Understanding the effect distance has on processing will explain how certain content competes for attention. Large distances will require more resources due to the increase in competition, however resources are limited. The process used to encode, store, and retrieve narrative content is the same as educational content. When the narrative and educational content are intertwined, then it is said to be a small distance, thus reducing the amount of competition for limited resources. The parallel process responsible for comprehending narrative and educational content complement one another, thus increasing information retention.
- This model predicts that educational content will be better attended to when the distance from the narrative is small and has been shown in previous studies.

== Factors which influence processing of narrative and educational content ==
There are several factors that will influence the processing of narrative and educational content.
- Cognitive maturity of the child - studies have shown that cognitive capabilities develop in children at different ages.
- Prior exposure to the material - if the child has been exposed to the educational material before, cognitive demand will be lessened.
- Complexity of formal features - as mentioned previously, television has the opportunity to provide several audio and video features. Studies have shown that features such as fast program pacing may decrease processing capabilities.

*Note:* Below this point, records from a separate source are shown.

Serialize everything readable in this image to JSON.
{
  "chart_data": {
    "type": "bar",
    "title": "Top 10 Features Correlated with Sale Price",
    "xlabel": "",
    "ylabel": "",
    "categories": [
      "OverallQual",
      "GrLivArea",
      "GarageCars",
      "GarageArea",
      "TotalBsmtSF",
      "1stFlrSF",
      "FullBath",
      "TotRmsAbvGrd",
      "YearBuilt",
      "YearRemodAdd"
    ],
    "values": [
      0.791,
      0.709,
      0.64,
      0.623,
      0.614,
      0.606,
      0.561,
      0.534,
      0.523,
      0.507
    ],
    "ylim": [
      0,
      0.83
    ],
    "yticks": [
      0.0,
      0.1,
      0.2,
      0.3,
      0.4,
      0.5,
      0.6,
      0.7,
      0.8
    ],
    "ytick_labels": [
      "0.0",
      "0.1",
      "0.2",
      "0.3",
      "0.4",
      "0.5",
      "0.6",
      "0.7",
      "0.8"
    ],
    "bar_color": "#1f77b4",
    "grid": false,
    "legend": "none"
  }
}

== Governing principles ==
This theory is governed by several broad principles detailing the allocation of resources among the two content types.

===Narrative dominance===
This principle suggests that priority is given to comprehension of the narrative content over the educational content assuming all things are equal. This primarily occurs when the distance between the educational content and narrative content is large. Working memory will be devoted to narrative before educational content. This is largely due to the fact that people typically select television content for its entertainment value before its educational value. Secondly, narrative content is featured as the primary or “surface” contents, whereas educational content is secondary or “deep” content.

=== Relative availability of resources ===
Each individual will have various levels of resource ability. As with any type of content the individual is exposed to, there will always be a competition for resources. Several factors can increase or decrease the demands required for processing, such as pacing, graphics, audio, and other production features. When high demands are required for processing the narrative content of educational programming, then less resources will be available for educational content. This demand to process both sources can be reduced if the educational content and narrative content are closely related.

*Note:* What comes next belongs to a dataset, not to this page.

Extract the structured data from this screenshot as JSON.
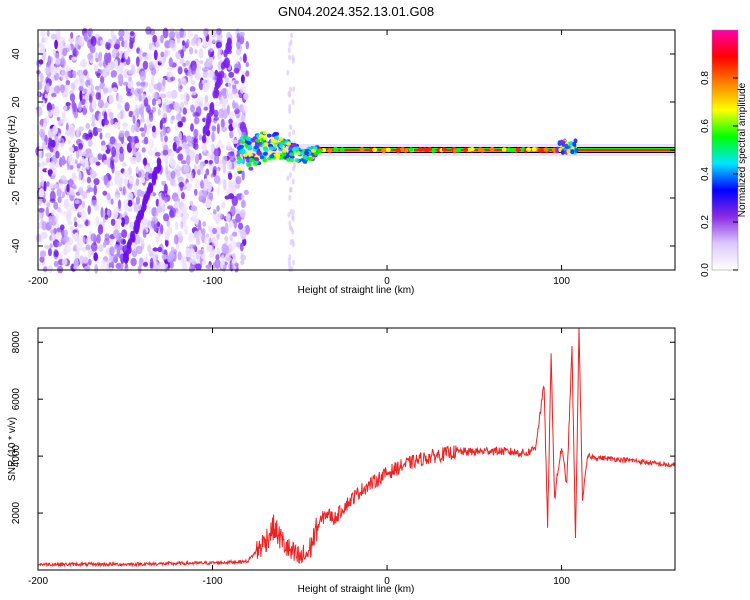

=== Voluntary allocation ===
Individuals will select media to achieve certain goals or objectives. As a result, an individual may choose to watch an educational program and consciously attempt to allocate more resources to the educational content rather than the narrative content. Studies have consistently shown that a viewer’s reason for watching can affect at which level the narrative is recalled and understood. Further research using this model has revealed that the same has been shown to occur with educational content. It should be understood that this model does not assume that the attention paid to the educational content will cause the viewer to abandon resources to the narrative.